February 17, 2012 00:00 By Peter David Hamilton 7,951 Viewed
There is a widely held belief among business leaders in Thailand that whistle-blowing can never be successful here due to deeply held cultural issues that mitigate against one person speaking out against another for fear of being chastised or being wrong.
While one cannot completely overlook or discredit this view, the reality is a very long way from the perception.
There are already many whistle-blowing services being provided in Thailand and our experience shows that under the right circumstances whistle-blowing success rates in Thailand are no different than anywhere else, regardless of cultural issues and perceptions.
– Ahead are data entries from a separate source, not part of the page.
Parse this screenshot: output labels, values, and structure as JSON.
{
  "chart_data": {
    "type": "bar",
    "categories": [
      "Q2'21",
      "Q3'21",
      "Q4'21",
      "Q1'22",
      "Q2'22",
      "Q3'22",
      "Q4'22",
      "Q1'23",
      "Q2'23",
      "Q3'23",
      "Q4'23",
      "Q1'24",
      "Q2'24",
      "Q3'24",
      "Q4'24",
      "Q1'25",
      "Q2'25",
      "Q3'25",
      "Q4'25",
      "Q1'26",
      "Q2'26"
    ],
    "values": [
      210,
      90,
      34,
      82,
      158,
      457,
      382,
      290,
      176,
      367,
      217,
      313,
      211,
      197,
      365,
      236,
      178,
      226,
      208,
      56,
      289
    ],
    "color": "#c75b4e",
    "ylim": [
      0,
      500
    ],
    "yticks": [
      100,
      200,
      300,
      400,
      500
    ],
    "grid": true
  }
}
International bodies, such as the Association of Certified Fraud Examiners, regularly publish statistics showing how fraud and corruption is detected in organisations all over the world. The ACFE surveys suggest that three times as many acts of fraud were detected by whistle-blowing as any other method. Overall, whistle-blowing is responsible for 40 per cent or more of all reported fraud. The next highest method for detecting fraud is by accident, which is not a strategy that any business leader should consider as being preferable. Whistle-blowing services can and often are opened up to customers, vendors and suppliers and this group is responsible for more than one third of all reports. This shows that just relying on your employees to report fraud and other misconduct to you is going to miss a large potential pool of intelligence.
Many countries have implemented requirements or recommendations regarding whistle-blowing for corporations and government organisations. Included in this is the Dodd-Frank Act in the US which has introduced cash rewards for a whistle-blower who reports to the Securities and Exchange Commission information that leads to the successful prosecution of securities law violations. Since 2002 the Sarbannes-Oxley Act (US) has required all public companies to implement their own whistle-blowing arrangements.
Singapore has also released a Code of Good Corporate Governance which in part recommends that corporations implement independent and confidential whistle-blowing services for their employees to report matters of concern.
Many other countries in Asia are working on regulations and codes for specific industry sectors or for the entire corporate community for whistle-blowing.
In November 2010 the Thai government hosted the 14th International Anti-Corruption conference. The conference resulted in the ratification of the United Nations Convention Against Corruption (UNCAC). Article 8/4, 32 and 33 of UNCAC requires that state parties should establish systems and processes to facilitate the reporting by officials of acts of corruption to appropriate officials which come to their attention during the performance of their engagement.
Anonymous whistle-blowing mechanisms, however, have equal application in the public and private sector because fraud and corruption exists wherever people exist. The mechanism can also be extended to cover issues other than fraud, such as workplace safety. The further advantage is that statistical information from reports can assist management in decision-making.
There are some key factors in the implementing of a successful whistle-blowing programme, and they are as follows:
_ Policy: A clearly worded policy of intent and application.
_ Coverage: Who are the key stakeholders – such as staff, vendors, customers etc?
_ Independence: The service must be external to the organisation.
_ Confidential: Whistle-blowers need to be able to report without fear of reprisal.
_ Protection: At all levels, the organisation needs to do all it can to protect legitimate whistle-blowers
_ Process: The process must be understood by all who are covered by it.
_ Awareness: All stakeholders must be aware of the programme and its purpose.
_ Ongoing: This is not a once-only issue; it has to be reinforced on a regular basis.
_ Follow up: Not acting on a disclosure is the quickest way to guarantee failure.
To conclude, any belief that whistle-blowing doesn’t work in Thailand is quite erroneous and it is dangerous to believe it any longer. It is here already and it does work. A properly implemented and socialised whistle-blowing mechanism can, does and will work in Thailand, as it does everywhere else. Cultural issues are of lesser importance where confidentiality and anonymity can be guaranteed. Any organisation that does not yet have an appropriate whistle-blowing service is leaving itself open to public disclosure of matters it would rather keep confidential, just the same as the whistle-blower does.
Peter David Hamilton is an associate director, Financial Advisory Services, at Deloitte Touche Tohmatsu Jaiyos.